Part 26 (2/2)
[DRINKS AGAIN.]
So, so, so, so!
This heat is life; 'tis blood by this time:-Mosca!
[ENTER MOSCA.]
MOS: How now, sir? does the day look clear again?
Are we recover'd, and wrought out of error, Into our way, to see our path before us?
Is our trade free once more?
VOLP: Exquisite Mosca!
MOS: Was it not carried learnedly?
VOLP: And stoutly: Good wits are greatest in extremities.
MOS: It were a folly beyond thought, to trust Any grand act unto a cowardly spirit: You are not taken with it enough, methinks?
VOLP: O, more than if I had enjoy'd the wench: The pleasure of all woman-kind's not like it.
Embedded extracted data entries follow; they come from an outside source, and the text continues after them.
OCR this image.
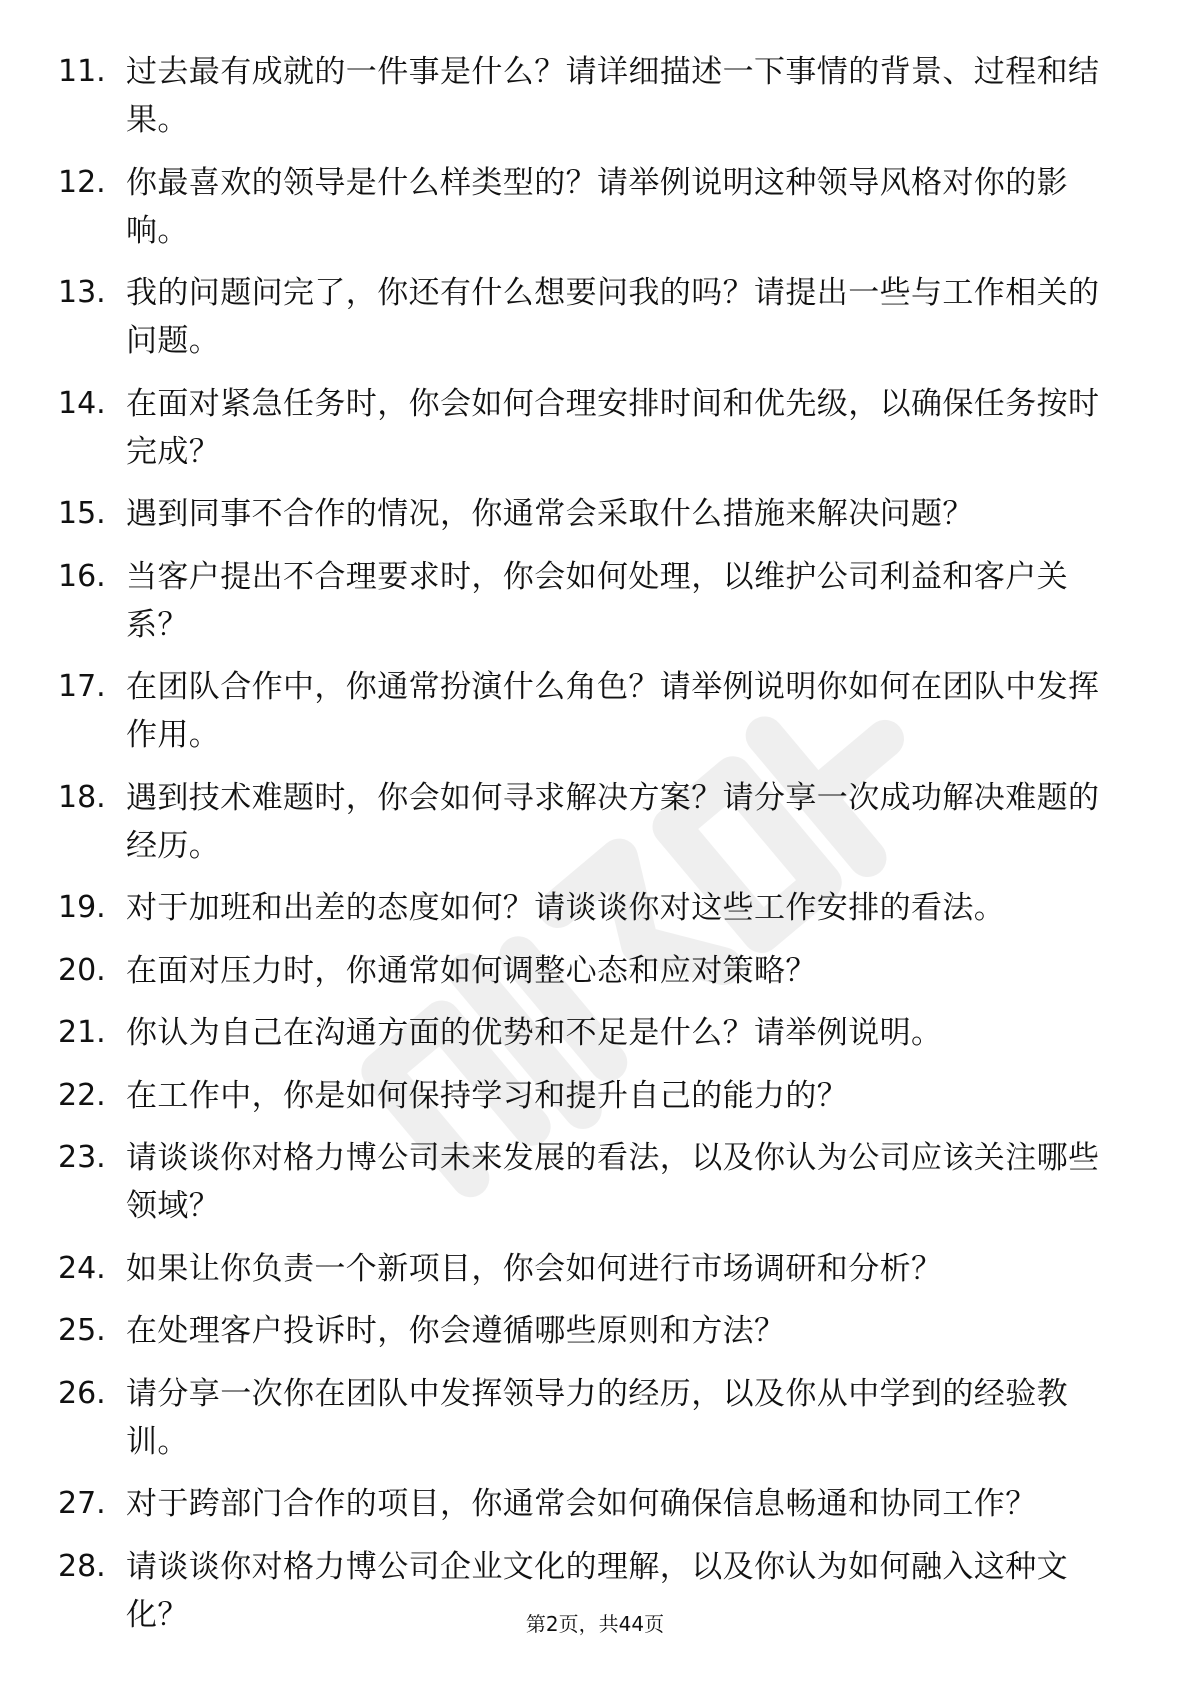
11. 过去最有成就的一件事是什么？请详细描述一下事情的背景、过程和结果。
12. 你最喜欢的领导是什么样类型的？请举例说明这种领导风格对你的影响。
13. 我的问题问完了，你还有什么想要问我的吗？请提出一些与工作相关的问题。
14. 在面对紧急任务时，你会如何合理安排时间和优先级，以确保任务按时完成？
15. 遇到同事不合作的情况，你通常会采取什么措施来解决问题？
16. 当客户提出不合理要求时，你会如何处理，以维护公司利益和客户关系？
17. 在团队合作中，你通常扮演什么角色？请举例说明你如何在团队中发挥作用。
18. 遇到技术难题时，你会如何寻求解决方案？请分享一次成功解决难题的经历。
19. 对于加班和出差的态度如何？请谈谈你对这些工作安排的看法。
20. 在面对压力时，你通常如何调整心态和应对策略？
21. 你认为自己在沟通方面的优势和不足是什么？请举例说明。
22. 在工作中，你是如何保持学习和提升自己的能力的？
23. 请谈谈你对格力博公司未来发展的看法，以及你认为公司应该关注哪些领域？
24. 如果让你负责一个新项目，你会如何进行市场调研和分析？
25. 在处理客户投诉时，你会遵循哪些原则和方法？
26. 请分享一次你在团队中发挥领导力的经历，以及你从中学到的经验教训。
27. 对于跨部门合作的项目，你通常会如何确保信息畅通和协同工作？
28. 请谈谈你对格力博公司企业文化的理解，以及你认为如何融入这种文化？	第2页，共44页
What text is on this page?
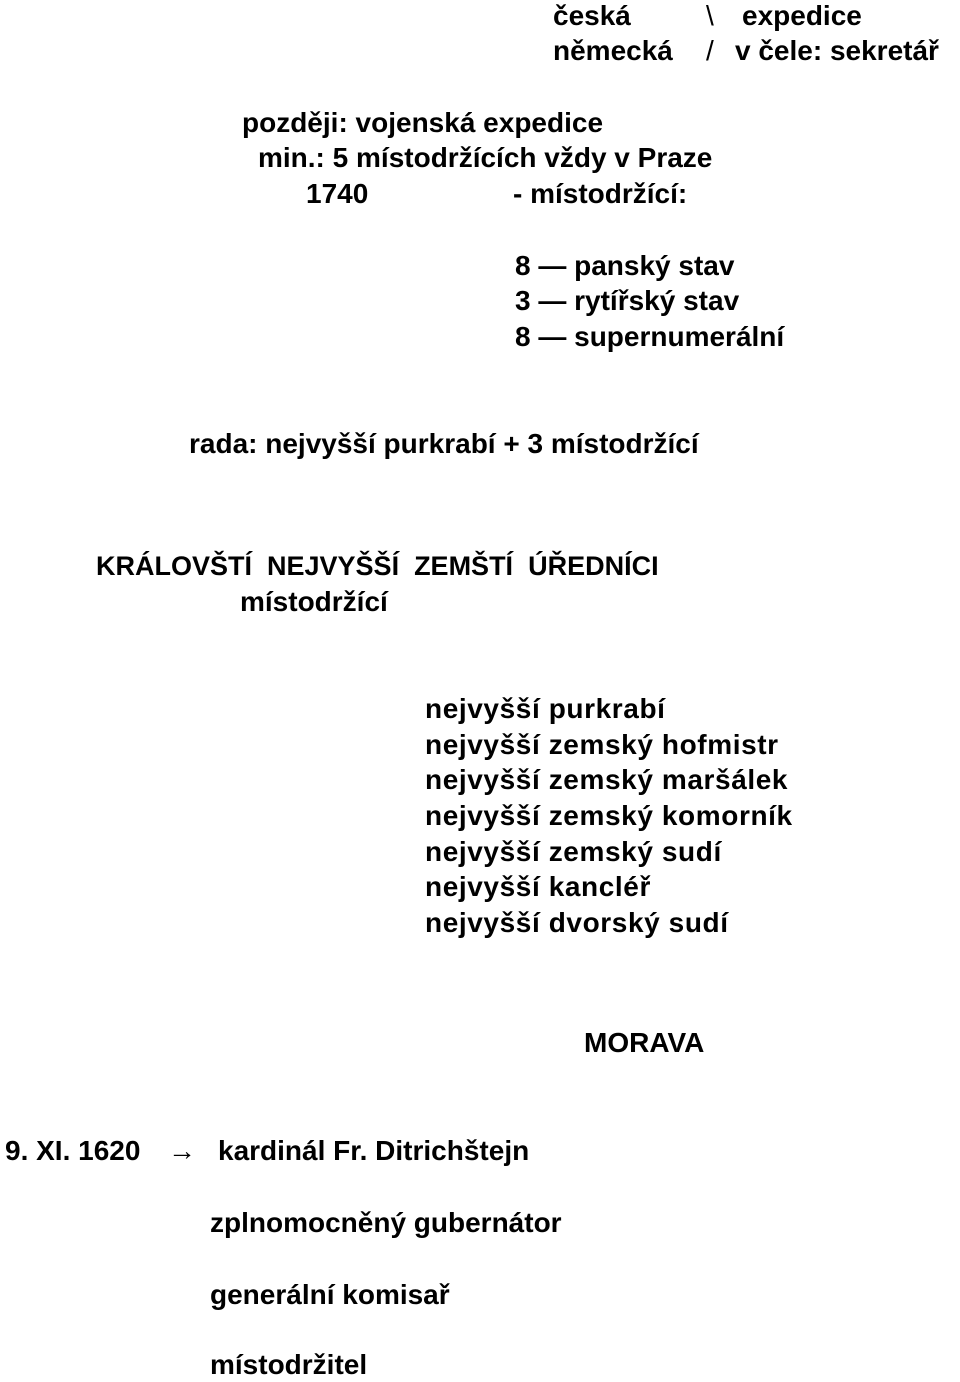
česká	\ expedice
německá / v čele: sekretář
později: vojenská expedice
min.: 5 místodržících vždy v Praze
1740	- místodržící:
8 — panský stav
3 — rytířský stav
8 — supernumerální
rada: nejvyšší purkrabí + 3 místodržící
KRÁLOVŠTÍ  NEJVYŠŠÍ  ZEMŠTÍ  ÚŘEDNÍCI
místodržící
nejvyšší purkrabí
nejvyšší zemský hofmistr
nejvyšší zemský maršálek
nejvyšší zemský komorník
nejvyšší zemský sudí
nejvyšší kancléř
nejvyšší dvorský sudí
MORAVA
9. XI. 1620 → kardinál Fr. Ditrichštejn
zplnomocněný gubernátor
generální komisař
místodržitel
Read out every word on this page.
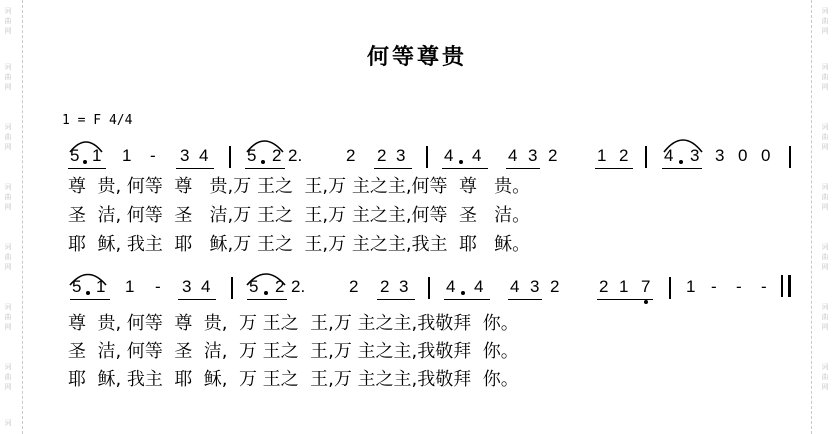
词
曲
网
词
曲
网
词
曲
网
词
曲
网
词
曲
网
词
曲
网
词
曲
网
词
词
曲
网
词
曲
网
词
曲
网
词
曲
网
词
曲
网
词
曲
网
词
曲
网
何等尊贵
1 = F 4/4
5 1 1 - 3 4 5 2 2.	2 2 3 4 4 4 3 2 1 2 4 3 3 0 0
尊  贵, 何等  尊   贵,万 王之  王,万 主之主,何等  尊   贵。
圣  洁, 何等  圣   洁,万 王之  王,万 主之主,何等  圣   洁。
耶  稣, 我主  耶   稣,万 王之  王,万 主之主,我主  耶   稣。
5 1 1 - 3 4 5 2 2.	2 2 3 4 4 4 3 2 2 1 7 1 - - -
尊  贵, 何等  尊  贵,  万 王之  王,万 主之主,我敬拜  你。
圣  洁, 何等  圣  洁,  万 王之  王,万 主之主,我敬拜  你。
耶  稣, 我主  耶  稣,  万 王之  王,万 主之主,我敬拜  你。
MOS: Why now you speak, sir. We must here be fix'd; Here we must rest; this is our master-piece; We cannot think to go beyond this.
VOLP: True.
Thou hast play'd thy prize, my precious Mosca.
MOS: Nay, sir, To gull the court-
VOLP: And quite divert the torrent Upon the innocent.
MOS: Yes, and to make So rare a music out of discords-
VOLP: Right.
That yet to me's the strangest, how thou hast borne it!
That these, being so divided 'mongst themselves, Should not scent somewhat, or in me or thee, Or doubt their own side.
MOS: True, they will not see't.
Too much light blinds them, I think. Each of them Is so possest and stuft with his own hopes, That any thing unto the contrary, Never so true, or never so apparent, Never so palpable, they will resist it-
VOLP: Like a temptation of the devil.
MOS: Right, sir.
Merchants may talk of trade, and your great signiors Of land that yields well; but if Italy Have any glebe more fruitful than these fellows, I am deceiv'd. Did not your advocate rare?
VOLP: O-”My most honour'd fathers, my grave fathers, Under correction of your fatherhoods, What face of truth is here? If these strange deeds May pa.s.s, most honour'd fathers”-I had much ado To forbear laughing.
MOS: It seem'd to me, you sweat, sir.